Perhaps as schoolchildren, we recited the words of Longfellow’s immortal poem: “Under a spreading chestnut tree the village smithy stands.” In recent years, the village smithy–or anyone else–would find few such trees to stand under. The mighty American chestnut tree, known scientifically as Castenea dentata, has been laid low by a fungus called Endothia parasitica, or, simply, chestnut blight.

The majestic chestnut once made up one-fourth of all the trees in the forests from Maine to Georgia. Chestnut was once called the “redwood of the east.” Straight and rot-resistant, its timber was used to make telephone poles, railroad ties, furniture, and even musical instruments. The chestnut is credited with sustaining the economy of rural Appalachia in the nation’s formative years, providing food as well as lumber for building barns and fences. Even its bark was used to make tannin for leather.
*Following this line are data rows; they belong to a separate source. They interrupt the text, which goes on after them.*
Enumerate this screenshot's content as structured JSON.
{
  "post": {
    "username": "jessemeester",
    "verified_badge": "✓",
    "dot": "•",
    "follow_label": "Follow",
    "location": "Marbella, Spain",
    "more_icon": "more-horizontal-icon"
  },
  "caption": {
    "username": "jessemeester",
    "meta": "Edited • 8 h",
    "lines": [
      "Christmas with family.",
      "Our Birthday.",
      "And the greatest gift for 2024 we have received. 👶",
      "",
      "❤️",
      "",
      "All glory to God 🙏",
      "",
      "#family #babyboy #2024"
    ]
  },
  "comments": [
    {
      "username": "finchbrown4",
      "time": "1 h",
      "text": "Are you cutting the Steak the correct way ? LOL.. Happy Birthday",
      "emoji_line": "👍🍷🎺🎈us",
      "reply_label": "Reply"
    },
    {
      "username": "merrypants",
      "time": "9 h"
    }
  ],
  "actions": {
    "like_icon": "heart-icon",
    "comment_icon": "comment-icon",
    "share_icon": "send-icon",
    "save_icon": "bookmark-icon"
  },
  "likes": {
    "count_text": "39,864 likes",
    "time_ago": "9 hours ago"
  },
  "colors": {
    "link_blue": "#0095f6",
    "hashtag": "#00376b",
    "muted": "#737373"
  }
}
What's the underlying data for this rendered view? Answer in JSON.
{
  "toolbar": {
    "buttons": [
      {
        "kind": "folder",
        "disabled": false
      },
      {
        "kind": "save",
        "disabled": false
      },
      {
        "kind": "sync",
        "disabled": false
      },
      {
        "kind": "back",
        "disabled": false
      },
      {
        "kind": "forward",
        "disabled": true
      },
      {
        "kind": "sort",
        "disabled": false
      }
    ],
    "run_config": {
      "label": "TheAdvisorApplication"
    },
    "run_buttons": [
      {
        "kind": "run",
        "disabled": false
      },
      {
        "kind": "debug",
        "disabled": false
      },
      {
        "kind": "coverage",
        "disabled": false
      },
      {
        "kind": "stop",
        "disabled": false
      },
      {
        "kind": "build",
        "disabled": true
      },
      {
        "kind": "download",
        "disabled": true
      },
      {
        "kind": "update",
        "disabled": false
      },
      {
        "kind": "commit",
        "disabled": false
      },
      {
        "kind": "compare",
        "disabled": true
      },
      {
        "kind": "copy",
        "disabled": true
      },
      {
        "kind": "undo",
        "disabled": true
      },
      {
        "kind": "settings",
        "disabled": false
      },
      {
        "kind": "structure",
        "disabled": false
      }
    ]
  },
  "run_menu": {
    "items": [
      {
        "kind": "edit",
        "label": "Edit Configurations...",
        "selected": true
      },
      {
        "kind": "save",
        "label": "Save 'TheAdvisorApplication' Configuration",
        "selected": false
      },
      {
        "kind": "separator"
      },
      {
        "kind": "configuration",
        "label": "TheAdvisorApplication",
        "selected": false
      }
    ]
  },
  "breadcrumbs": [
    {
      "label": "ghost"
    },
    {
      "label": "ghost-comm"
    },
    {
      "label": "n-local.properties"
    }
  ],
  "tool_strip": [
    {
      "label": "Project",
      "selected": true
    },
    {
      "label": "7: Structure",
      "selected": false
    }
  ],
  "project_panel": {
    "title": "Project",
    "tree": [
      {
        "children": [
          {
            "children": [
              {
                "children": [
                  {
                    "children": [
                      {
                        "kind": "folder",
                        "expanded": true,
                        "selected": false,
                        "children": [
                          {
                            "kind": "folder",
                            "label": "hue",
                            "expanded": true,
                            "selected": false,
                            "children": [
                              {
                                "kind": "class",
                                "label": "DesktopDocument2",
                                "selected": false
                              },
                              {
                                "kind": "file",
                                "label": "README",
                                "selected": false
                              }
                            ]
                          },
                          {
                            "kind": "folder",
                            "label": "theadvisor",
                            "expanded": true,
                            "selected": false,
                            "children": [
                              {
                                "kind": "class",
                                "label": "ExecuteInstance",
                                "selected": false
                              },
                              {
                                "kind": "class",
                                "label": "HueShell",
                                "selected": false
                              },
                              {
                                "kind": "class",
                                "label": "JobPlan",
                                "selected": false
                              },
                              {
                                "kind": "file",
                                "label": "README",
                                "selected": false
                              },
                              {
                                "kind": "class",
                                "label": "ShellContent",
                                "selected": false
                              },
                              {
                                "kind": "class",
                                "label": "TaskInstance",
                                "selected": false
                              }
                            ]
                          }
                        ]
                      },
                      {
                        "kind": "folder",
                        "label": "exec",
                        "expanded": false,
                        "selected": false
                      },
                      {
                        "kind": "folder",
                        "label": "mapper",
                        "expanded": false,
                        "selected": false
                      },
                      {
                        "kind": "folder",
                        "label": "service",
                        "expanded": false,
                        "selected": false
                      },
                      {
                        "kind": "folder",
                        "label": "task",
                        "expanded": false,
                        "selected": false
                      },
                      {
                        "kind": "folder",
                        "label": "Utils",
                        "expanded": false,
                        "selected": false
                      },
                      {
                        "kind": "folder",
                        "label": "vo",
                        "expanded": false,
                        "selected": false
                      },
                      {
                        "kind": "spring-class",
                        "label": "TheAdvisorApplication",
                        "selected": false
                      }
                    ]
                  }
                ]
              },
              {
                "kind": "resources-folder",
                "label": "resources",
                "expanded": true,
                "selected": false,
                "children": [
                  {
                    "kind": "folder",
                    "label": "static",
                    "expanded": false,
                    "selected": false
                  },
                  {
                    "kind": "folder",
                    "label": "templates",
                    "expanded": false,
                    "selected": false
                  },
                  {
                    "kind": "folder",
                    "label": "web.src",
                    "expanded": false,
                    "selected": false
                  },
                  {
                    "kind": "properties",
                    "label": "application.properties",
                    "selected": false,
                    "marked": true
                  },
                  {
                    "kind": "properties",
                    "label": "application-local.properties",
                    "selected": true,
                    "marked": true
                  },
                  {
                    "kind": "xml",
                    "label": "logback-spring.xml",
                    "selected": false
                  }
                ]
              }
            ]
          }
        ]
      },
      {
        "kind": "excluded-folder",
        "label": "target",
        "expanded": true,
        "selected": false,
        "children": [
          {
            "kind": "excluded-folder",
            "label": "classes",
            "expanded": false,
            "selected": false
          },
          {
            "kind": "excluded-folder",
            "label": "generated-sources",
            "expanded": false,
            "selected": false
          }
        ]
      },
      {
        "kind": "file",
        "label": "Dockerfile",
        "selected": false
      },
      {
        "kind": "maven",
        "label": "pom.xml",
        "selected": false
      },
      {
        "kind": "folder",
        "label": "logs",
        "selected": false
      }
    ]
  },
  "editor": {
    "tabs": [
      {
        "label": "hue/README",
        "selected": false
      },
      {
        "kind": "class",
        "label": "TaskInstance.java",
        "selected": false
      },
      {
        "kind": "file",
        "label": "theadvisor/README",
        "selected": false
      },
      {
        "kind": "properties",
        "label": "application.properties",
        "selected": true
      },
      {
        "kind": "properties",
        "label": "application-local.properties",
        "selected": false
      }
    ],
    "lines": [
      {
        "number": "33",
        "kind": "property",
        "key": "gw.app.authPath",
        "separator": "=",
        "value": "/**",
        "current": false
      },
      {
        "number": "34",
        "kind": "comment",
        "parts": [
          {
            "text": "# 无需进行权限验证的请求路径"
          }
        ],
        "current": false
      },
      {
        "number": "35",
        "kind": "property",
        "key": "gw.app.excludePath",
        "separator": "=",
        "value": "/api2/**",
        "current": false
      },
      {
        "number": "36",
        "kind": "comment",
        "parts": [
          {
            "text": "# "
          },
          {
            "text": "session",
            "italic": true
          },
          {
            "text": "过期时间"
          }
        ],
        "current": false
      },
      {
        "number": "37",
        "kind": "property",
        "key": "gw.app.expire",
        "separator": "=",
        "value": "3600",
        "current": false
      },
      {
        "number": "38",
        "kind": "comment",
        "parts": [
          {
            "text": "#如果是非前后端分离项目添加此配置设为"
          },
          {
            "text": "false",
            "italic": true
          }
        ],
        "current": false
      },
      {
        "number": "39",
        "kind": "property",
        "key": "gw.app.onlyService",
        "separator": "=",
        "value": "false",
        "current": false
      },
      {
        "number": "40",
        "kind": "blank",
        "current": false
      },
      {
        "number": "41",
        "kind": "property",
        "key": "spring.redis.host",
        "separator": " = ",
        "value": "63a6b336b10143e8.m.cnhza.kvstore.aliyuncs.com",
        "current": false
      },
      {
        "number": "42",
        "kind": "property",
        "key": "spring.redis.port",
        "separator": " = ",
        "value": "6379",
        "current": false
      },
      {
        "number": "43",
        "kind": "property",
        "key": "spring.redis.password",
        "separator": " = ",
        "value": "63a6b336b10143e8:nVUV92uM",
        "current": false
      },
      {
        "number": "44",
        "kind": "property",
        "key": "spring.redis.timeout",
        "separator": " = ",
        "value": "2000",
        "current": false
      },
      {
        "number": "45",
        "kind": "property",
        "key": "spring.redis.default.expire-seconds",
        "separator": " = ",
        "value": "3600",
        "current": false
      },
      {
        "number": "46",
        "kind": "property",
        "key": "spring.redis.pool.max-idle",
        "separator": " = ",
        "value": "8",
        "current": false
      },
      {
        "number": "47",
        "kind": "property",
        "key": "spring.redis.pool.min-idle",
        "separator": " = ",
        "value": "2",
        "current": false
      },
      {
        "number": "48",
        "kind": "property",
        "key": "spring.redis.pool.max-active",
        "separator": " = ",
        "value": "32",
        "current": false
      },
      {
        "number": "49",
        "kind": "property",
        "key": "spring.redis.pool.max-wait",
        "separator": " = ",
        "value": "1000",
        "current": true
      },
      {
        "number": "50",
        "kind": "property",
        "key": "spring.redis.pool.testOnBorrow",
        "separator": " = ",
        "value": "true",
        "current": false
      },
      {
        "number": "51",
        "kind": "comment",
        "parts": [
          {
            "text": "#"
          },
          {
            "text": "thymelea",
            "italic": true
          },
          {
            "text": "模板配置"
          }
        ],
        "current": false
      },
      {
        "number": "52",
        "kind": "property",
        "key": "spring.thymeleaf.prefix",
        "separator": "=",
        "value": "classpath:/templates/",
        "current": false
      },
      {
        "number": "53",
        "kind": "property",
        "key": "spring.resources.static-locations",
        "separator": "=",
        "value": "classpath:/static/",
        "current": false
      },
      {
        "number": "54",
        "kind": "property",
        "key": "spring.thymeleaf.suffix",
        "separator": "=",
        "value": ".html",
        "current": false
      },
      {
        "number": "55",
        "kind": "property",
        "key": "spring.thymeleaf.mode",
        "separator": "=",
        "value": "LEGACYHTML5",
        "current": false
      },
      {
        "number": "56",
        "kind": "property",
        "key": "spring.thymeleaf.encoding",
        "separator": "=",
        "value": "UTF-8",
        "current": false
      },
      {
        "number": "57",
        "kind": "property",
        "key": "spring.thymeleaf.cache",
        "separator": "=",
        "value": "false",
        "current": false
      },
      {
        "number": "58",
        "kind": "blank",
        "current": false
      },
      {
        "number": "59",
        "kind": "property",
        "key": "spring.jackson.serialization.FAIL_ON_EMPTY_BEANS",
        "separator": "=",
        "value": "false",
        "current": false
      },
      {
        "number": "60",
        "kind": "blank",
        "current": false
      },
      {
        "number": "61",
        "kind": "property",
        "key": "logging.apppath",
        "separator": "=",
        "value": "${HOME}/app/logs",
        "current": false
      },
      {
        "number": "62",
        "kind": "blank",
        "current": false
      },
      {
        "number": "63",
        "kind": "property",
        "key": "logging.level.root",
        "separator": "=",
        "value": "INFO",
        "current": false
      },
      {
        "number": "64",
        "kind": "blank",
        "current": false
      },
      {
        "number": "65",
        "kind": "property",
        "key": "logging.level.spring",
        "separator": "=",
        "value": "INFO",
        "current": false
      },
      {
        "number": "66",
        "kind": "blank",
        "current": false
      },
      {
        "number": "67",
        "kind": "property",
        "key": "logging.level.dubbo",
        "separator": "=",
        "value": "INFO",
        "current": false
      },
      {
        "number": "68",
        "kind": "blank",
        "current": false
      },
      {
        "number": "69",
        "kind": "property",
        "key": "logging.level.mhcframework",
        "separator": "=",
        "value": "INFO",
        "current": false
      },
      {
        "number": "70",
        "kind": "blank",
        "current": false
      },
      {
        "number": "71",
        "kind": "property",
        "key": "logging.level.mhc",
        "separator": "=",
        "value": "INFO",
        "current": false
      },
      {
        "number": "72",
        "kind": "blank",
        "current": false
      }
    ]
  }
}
“The story is that the chestnut supported from cradle to grave,” says Bill Alexander, landscape curator of the Biltmore Estate in Asheville, North Carolina. “You were rocked to sleep as a baby in a chestnut cradle and you were buried in a chestnut casket.”

Demand for chestnuts, known for their flavor, grew quickly, and railroad cars carrying large shipments of the nuts would leave the mountains for the city where street vendors roasted them. They were also popular in holiday recipes. We remember the Christmas song with the opening line: “Chestnuts roasting on an open fire…”

But beginning in 1904, all this was to come to a slow but certain end. A fungus that caused blight was discovered in a shipment of imported Chinese chestnuts. The blight spread about fifty miles south each year, killing every chestnut in its path. By the 1940s, the blight has invaded all of the eastern forests, killing the trees on which it lived back to the roots, leaving the tree at the point of virtual extinction. In the 1950s, the American Chestnut Foundation recognized that though the tree had been essentially eliminated as a forest tree, the root system was not affected by the blight. Sprouts from old trunks can grow twenty feet high and six inches in diameter before they succumb.